ParameterDefaultDescription
end_of_turn_confidence_threshold0.4Confidence threshold for semantic end-of-turn. Higher = more confident before ending; lower = ends faster.
min_turn_silence400 msSilence required before a semantic end-of-turn fires.
max_turn_silence1280 msMaximum silence before forcing a turn to end via acoustic detection.
vad_thresholdConfidence threshold (0–1) for classifying audio frames as speech. Increase for noisy environments to reduce false speech detection.

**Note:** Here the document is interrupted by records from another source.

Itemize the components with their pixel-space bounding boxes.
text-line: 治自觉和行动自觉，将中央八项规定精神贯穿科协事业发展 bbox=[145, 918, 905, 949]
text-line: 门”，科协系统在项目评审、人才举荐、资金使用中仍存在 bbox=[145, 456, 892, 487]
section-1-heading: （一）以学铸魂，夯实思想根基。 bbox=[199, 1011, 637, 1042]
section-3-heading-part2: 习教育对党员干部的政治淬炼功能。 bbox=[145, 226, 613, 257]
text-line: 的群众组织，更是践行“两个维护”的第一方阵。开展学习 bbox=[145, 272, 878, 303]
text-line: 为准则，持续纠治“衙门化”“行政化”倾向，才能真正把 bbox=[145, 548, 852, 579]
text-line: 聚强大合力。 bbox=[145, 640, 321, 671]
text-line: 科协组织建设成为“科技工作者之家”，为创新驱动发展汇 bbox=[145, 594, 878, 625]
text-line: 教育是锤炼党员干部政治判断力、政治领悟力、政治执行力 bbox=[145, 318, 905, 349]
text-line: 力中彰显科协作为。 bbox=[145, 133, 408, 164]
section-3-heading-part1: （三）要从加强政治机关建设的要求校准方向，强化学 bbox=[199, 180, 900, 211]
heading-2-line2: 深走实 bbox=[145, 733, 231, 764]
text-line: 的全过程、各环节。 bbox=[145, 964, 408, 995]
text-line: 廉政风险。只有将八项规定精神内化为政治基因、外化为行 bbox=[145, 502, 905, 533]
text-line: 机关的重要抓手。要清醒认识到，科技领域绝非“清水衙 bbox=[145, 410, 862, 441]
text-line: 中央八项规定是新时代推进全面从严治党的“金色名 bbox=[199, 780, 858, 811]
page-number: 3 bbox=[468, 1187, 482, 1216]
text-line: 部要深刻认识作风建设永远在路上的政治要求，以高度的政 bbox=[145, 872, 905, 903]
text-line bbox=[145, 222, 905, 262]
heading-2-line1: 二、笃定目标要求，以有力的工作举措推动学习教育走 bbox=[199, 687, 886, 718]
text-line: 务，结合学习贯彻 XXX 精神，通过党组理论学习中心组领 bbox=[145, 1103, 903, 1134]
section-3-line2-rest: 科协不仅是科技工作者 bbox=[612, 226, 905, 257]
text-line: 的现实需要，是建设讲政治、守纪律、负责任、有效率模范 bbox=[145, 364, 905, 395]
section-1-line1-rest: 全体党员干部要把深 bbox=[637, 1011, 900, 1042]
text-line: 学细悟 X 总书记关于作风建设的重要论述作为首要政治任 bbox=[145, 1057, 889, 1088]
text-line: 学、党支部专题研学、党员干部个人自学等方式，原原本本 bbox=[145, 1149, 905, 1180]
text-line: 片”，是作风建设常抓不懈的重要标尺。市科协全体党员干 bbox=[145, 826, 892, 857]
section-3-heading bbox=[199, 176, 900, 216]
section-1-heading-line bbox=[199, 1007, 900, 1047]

Quick-start configurationsAggressive — short, rapid back-and-forth (e.g., IVR replacements, order confirmations):
const streamingConfig = {
  end_of_turn_confidence_threshold: 0.4,
  min_turn_silence: 160,
  max_turn_silence: 400,
};
Balanced — most conversational voice agents (e.g., customer support):
const streamingConfig = {
  end_of_turn_confidence_threshold: 0.4,
  min_turn_silence: 400,
  max_turn_silence: 1280,
};
Conservative — reflective or complex speech (e.g., healthcare, sales, legal):
const streamingConfig = {
  end_of_turn_confidence_threshold: 0.7,
  min_turn_silence: 800,
  max_turn_silence: 3600,
};
Disabling turn detectionIf you’re using your own VAD or turn detection model, send a ForceEndpoint event to force a turn boundary:
ws.send(json.dumps({"type": "ForceEndpoint"}))
Or set end_of_turn_confidence_threshold to 1 (acoustic-only fallback) or 0 (silence-only). Setting it to 0 is not recommended unless you have a custom turn detection model running on top — it forces a turn at every min_turn_silence-length pause and fragments mid-sentence thinking pauses.